The 311th Armored Cavalry Regiment (311th ACR) was a Texas and Louisiana-based reconnaissance unit of the United States Army Organized Reserve Corps, which briefly existed after World War II. It was constituted in 1948, partially organized from existing units later that year, and inactivated in 1950.

== History ==
The 311th Armored Cavalry was constituted on 26 November 1948 in the Organized Reserve Corps, and partially organized on 17 December 1948 from existing units. Its headquarters and headquarters company (HHC) was redesignated from the headquarters and headquarters troop (HHT) of the 311th Cavalry Group, Mechanized, which had been constituted on 12 June 1944 as the 122nd Cavalry Reconnaissance Troop and activated on 21 June at the Presidio of San Francisco. After being inactivated at Camp Cooke on 14 November 1945, it was redesignated HHT, 311th Cavalry Group, Mechanized in the Organized Reserves on 2 January 1947 before being activated 8 January at Fort Worth.

The 1st Battalion was redesignated from the 319th Mechanized Cavalry Reconnaissance Squadron. It was first constituted on 21 April 1944 as the 127th Cavalry Reconnaissance Squadron and activated on 1 May at Fort Riley. It was disbanded on 26 October but reconstituted on 2 January 1947 in the Organized Reserves and activated on 17 January 1947 at New Orleans.

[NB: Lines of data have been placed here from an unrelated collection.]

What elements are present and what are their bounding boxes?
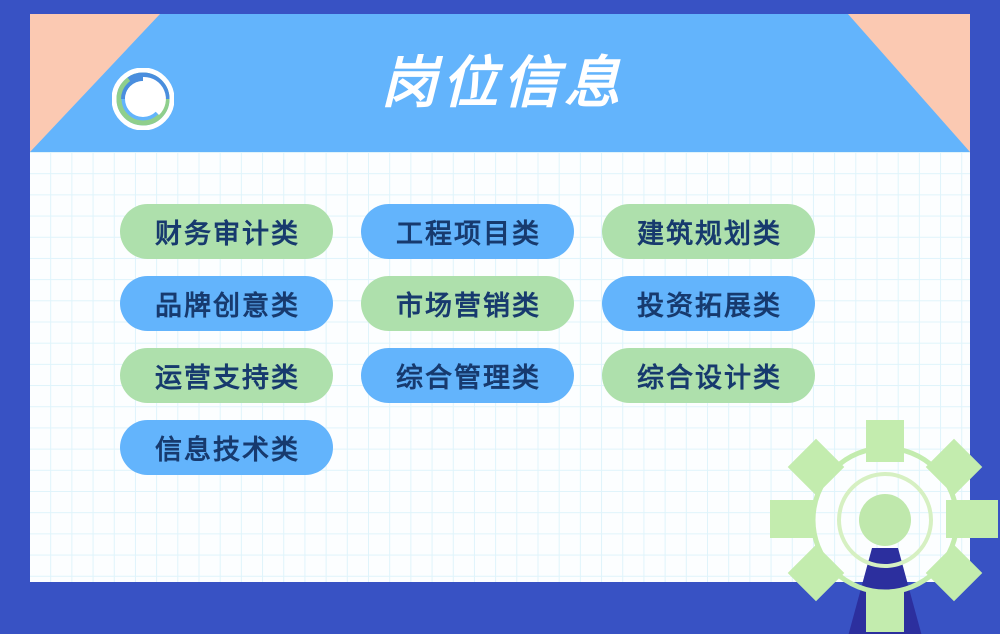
job-category-pill[interactable]: 投资拓展类	[602, 276, 815, 331]
job-category-list: 财务审计类 工程项目类 建筑规划类 品牌创意类 市场营销类 投资拓展类 运营支持…	[120, 204, 910, 492]
job-category-pill[interactable]: 市场营销类	[361, 276, 574, 331]
job-category-pill[interactable]: 信息技术类	[120, 420, 333, 475]
job-category-pill[interactable]: 工程项目类	[361, 204, 574, 259]
job-category-pill[interactable]: 运营支持类	[120, 348, 333, 403]
job-category-pill[interactable]: 建筑规划类	[602, 204, 815, 259]
job-category-row: 信息技术类	[120, 420, 910, 475]
job-category-pill[interactable]: 品牌创意类	[120, 276, 333, 331]
content-card: 岗位信息 财务审计类 工程项目类 建筑规划类 品牌创意类 市场营销类 投资拓展类…	[30, 14, 970, 582]
job-category-row: 运营支持类 综合管理类 综合设计类	[120, 348, 910, 403]
poster-header: 岗位信息	[30, 14, 970, 152]
job-category-row: 财务审计类 工程项目类 建筑规划类	[120, 204, 910, 259]
page-title: 岗位信息	[30, 14, 970, 152]
job-category-row: 品牌创意类 市场营销类 投资拓展类	[120, 276, 910, 331]
job-category-pill[interactable]: 综合管理类	[361, 348, 574, 403]
poster-canvas: 岗位信息 财务审计类 工程项目类 建筑规划类 品牌创意类 市场营销类 投资拓展类…	[0, 0, 1000, 634]
job-category-pill[interactable]: 综合设计类	[602, 348, 815, 403]
job-category-pill[interactable]: 财务审计类	[120, 204, 333, 259]
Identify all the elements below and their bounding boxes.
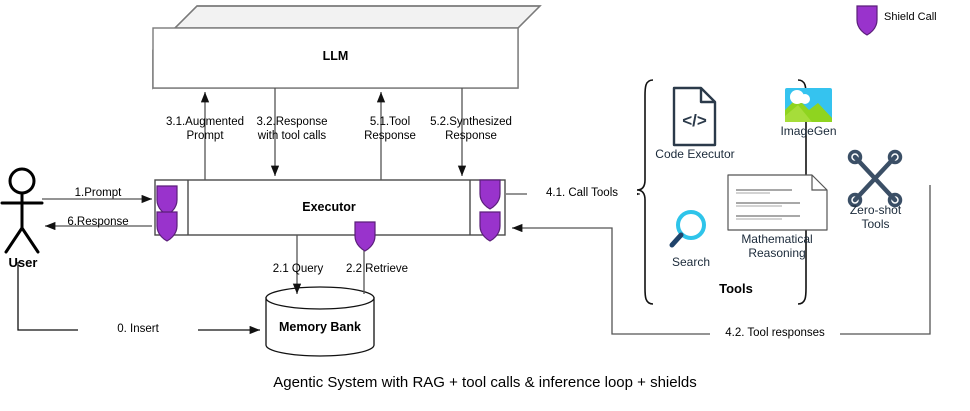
- image-icon: [785, 88, 832, 122]
- crossed-wrenches-icon: [850, 152, 901, 206]
- edge-label-synthesized-response: 5.2.Synthesized Response: [412, 116, 530, 143]
- edge-label-insert: 0. Insert: [78, 323, 198, 337]
- executor-label: Executor: [188, 200, 470, 214]
- legend-shield-label: Shield Call: [884, 11, 937, 23]
- user-actor: [2, 169, 42, 252]
- diagram-canvas: </>: [0, 0, 970, 411]
- shield-icon-executor-bottom: [355, 222, 375, 251]
- llm-node: [153, 6, 540, 88]
- diagram-caption: Agentic System with RAG + tool calls & i…: [0, 374, 970, 391]
- shield-icon-legend: [857, 6, 877, 35]
- memory-bank-label: Memory Bank: [266, 320, 374, 334]
- edge-label-response: 6.Response: [48, 216, 148, 230]
- tool-label-code-executor: Code Executor: [645, 147, 745, 161]
- tool-label-imagegen: ImageGen: [760, 124, 857, 138]
- edge-label-response-tool-calls: 3.2.Response with tool calls: [228, 116, 356, 143]
- tool-label-search: Search: [655, 255, 727, 269]
- edge-label-tool-responses: 4.2. Tool responses: [710, 327, 840, 341]
- shield-icon-executor-in-response: [157, 212, 177, 241]
- user-label: User: [0, 255, 46, 270]
- shield-icon-executor-in-tools: [480, 212, 500, 241]
- edge-label-prompt: 1.Prompt: [48, 187, 148, 201]
- magnifier-icon: [672, 212, 704, 245]
- tools-group-label: Tools: [676, 281, 796, 296]
- tool-label-zero-shot-tools: Zero-shot Tools: [833, 203, 918, 231]
- edge-label-call-tools: 4.1. Call Tools: [527, 187, 637, 201]
- svg-text:</>: </>: [682, 111, 707, 130]
- llm-label: LLM: [153, 49, 518, 63]
- code-document-icon: </>: [674, 88, 715, 145]
- math-document-icon: [728, 175, 827, 230]
- edge-insert: [18, 262, 260, 330]
- tool-label-mathematical-reasoning: Mathematical Reasoning: [722, 232, 832, 260]
- edge-label-retrieve: 2.2 Retrieve: [328, 263, 426, 277]
- tools-brace-left: [637, 80, 653, 304]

On 17 January 1949, the 1st Battalion was moved to Monroe. In January 1950, the battalion was commanded by Major Robert E. Foster, Jr. The 1st Battalion inactivated on 8 March 1950 at Monroe, followed by its HHC and Company C on 13 October. The regiment's HHC was inactivated on 22 November at Fort Worth. The 311th ACR was disbanded on 10 March 1952.

The 311th ACR did not inherit the lineage of the prewar 311th Cavalry Regiment, and was not authorized a coat of arms or distinctive unit insignia.